Tuesday, September 2, 2008

Window on Eurasia: Are More Border Changes Ahead in Eurasia?

Paul Goble

Vienna, September 2 – The widespread assumption that the Russian Federation will ultimately incorporate South Ossetia into its territory has led a Georgian parliamentarian to suggest Tbilisi should be making its own territorial demands on Russia, a proposal that calls attention to the ways in which border changes have taken place in Eurasia in recent times.
Yesterday, Georgian agencies reported that Koba Habazi, a member of the Georgian parliament’s foreign affairs committee, has urged Tbilisi to lodge a territorial claim against Russia with the United Nations for Sochi in order to make it more difficult for Moscow to hold the Olympics there in 2014 (www.sobkorr.ru/news/48BBB62F5364D.html).
“I am not saying that this is achievable at the present stage,” Habazi said, “but when a territory becomes disputed [as this action would make Sochi], then the chances for holding the Olympiad there are reduced” – especially since the world is now dividing up between those who back Moscow and those who are its opponents.
In making this proposal, Habazi was adding his voice to those in the United States Congress who have introduced a resolution calling on the International Olympic Committee not to hold the games in Sochi because of Moscow’s military actions in Georgia, a resolution that is slated to be voted on later this month.
Commenting on this Georgian parliamentarian’s suggestion, Sobkorr.ru’s Igor Gladysh says that “one can certainly understand the logic” behind it and even find certain “historical justifications” for Georgia’s claim as well as for a variety of other claims that countries might lodge against the Russian Federation – or other states.
“In almost the entire territory of the present-day Russian Federation there lived in former times peoples who did not have any relationship to the Slavs,” he writes. And “even the basin of the Moscow river was a place where Finno-Ugric tribes lived,” something which Gladysh noted, he himself “had more than once had the occasion” to comment upon.

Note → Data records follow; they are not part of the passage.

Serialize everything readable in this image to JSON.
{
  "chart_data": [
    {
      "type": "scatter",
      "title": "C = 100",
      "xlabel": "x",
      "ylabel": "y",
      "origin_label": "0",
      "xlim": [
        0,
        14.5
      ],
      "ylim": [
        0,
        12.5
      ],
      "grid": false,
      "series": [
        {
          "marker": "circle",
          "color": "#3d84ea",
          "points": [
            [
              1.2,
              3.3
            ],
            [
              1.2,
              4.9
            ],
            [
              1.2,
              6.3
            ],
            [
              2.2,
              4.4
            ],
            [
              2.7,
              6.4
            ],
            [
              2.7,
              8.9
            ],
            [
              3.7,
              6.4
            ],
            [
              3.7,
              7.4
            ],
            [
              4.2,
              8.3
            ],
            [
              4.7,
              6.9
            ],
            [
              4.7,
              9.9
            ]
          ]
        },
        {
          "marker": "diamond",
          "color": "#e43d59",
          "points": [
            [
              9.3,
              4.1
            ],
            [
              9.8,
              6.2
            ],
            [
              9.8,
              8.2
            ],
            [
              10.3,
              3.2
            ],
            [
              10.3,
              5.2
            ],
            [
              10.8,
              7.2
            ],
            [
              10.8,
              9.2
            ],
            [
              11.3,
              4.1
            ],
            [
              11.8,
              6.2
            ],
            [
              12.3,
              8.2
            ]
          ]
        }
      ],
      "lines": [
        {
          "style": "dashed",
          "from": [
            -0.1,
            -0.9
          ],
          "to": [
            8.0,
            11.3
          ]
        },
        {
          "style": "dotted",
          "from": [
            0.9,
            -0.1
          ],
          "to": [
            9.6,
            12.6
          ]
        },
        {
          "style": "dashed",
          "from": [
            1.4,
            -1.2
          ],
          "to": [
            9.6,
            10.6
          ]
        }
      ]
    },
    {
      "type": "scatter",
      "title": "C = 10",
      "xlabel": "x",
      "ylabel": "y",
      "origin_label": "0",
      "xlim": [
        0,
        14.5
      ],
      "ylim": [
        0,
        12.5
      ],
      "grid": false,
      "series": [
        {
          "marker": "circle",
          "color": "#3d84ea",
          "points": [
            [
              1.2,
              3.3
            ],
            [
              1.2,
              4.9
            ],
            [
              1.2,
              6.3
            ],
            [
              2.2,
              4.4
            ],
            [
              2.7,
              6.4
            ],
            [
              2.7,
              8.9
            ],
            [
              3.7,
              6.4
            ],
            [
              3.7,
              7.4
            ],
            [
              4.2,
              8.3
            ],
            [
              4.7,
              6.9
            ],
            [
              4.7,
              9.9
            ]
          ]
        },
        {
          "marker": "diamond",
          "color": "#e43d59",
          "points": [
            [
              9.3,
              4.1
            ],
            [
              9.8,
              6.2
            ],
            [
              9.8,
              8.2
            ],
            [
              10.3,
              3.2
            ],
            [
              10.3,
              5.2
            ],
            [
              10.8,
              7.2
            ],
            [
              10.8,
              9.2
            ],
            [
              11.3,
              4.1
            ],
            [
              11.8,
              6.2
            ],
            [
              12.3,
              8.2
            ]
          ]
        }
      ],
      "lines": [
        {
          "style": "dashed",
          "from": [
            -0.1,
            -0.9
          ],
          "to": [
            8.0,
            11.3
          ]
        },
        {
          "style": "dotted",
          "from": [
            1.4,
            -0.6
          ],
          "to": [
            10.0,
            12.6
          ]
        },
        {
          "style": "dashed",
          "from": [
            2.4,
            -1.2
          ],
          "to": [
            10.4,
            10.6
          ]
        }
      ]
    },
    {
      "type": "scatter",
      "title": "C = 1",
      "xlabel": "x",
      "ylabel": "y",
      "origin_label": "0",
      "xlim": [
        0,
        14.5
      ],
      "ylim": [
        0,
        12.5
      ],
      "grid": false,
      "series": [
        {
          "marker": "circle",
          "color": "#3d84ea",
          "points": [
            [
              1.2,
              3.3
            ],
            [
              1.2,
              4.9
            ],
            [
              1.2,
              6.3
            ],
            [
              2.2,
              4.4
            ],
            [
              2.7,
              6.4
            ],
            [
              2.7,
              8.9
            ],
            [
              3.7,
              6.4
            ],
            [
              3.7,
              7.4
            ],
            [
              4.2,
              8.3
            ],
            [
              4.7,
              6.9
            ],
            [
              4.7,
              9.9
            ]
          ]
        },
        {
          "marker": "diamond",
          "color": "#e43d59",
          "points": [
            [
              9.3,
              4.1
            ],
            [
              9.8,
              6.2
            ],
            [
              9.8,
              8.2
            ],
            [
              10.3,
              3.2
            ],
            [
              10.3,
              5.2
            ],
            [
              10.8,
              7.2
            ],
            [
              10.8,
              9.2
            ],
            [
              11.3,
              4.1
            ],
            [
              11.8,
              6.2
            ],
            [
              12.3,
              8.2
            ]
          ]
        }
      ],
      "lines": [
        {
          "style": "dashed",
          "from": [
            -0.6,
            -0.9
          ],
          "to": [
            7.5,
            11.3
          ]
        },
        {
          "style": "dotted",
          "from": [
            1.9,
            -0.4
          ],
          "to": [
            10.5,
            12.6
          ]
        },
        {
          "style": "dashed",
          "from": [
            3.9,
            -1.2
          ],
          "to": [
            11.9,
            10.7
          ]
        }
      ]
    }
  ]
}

And he noted that others have picked up this theme as well. On this week’s “Vesti nedeli” television program, Dmitry Kiselyev went so far as to cite communism’s founding father, Karl Marx, as having “expressed doubt in the very fact of the existence of the Russian nation as such.”
But -- and this is Gladysh’s main point -- “the majority of major powers of the world find themselves in an analogous situation,” on in which many other countries or peoples “might advance similar claims,” something most do not do because they know similar claims could be advanced against them and because they can be confident that almost no one will support them.

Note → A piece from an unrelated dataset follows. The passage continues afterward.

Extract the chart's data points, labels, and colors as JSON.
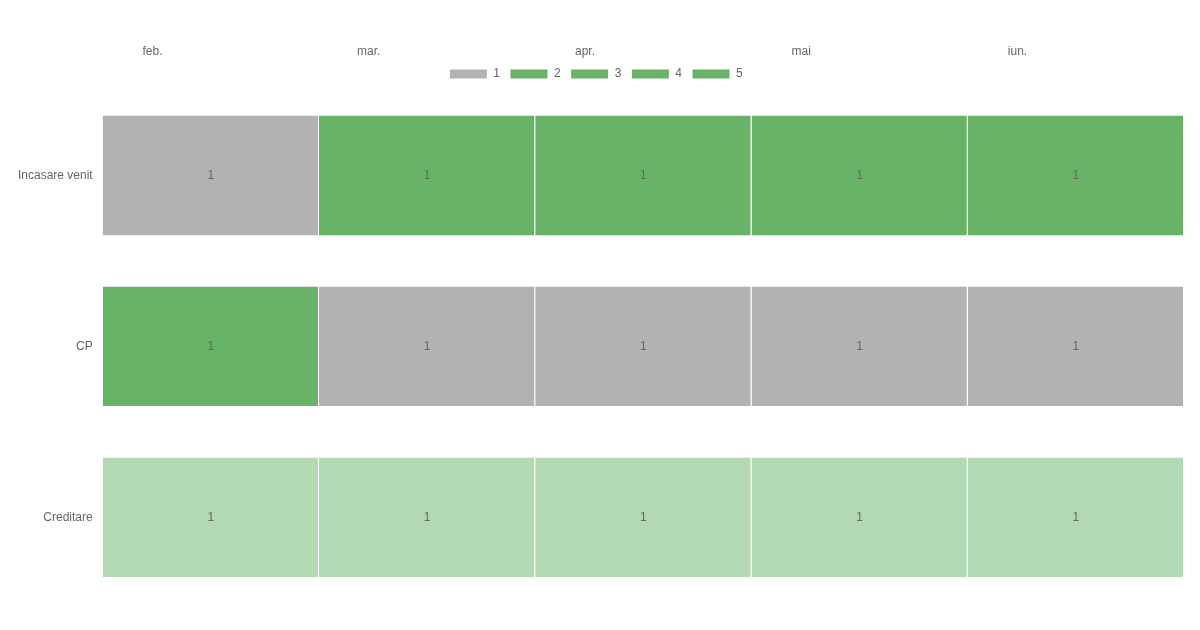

Nonetheless, Russia’s recognition of Abkhazia and South Ossetia and widespread predictions that it will ultimately absorb the latter if not the former call attention to three things that the international community has largely ignored or even flatly denied. First, border changes among the Soviet republics before 1991 were not rare – there were more than 200 of them.
Second, there have been territorial changes among the post-Soviet states since that time, most recently between Kazakhstan and Kyrgyzstan, which sparked protests in the latter, and between Kazakhstan and the Russian Federation, which has been managed relatively calmly over the last month (www.easttime.ru/news/1/3/708.html).
And third, because of this history and because of its implications for the future of the former Soviet republics and even their survival, Russia’s latest moves have renewed discussions in many of them about the way in which tsarist and Soviet officials changed borders in order to control them. (See, for example, www.ethnoglobus.com/?page=full&id=355).
There is a fourth aspect of this situation but it is not truly political: That is the shifting of the borders of economic or religious groups as the result of political border changes. Among the most contentious of these at present are possible changes in the borders of the canonical territory of various Orthodox churches (www.vremya.ru/2008/159/51/211564.html).
Russia’s actions in Georgia thus entail yet another threat to stability: By suggesting that borders are in play and that they can be changed by military action rather than negotiation, Moscow has exacerbated national feelings among both Russians who see this as a step toward rebuilding the empire and non-Russians who fear that is exactly what Moscow intends.
And those feelings are going to play a significant role in the lives of all the countries of Eurasia, even if at the end of the day, the borders remain where they have been, because by casting doubt on that, the Russian government has not only snubbed its nose at the international system but raised a question the answer to which always cuts more than one way.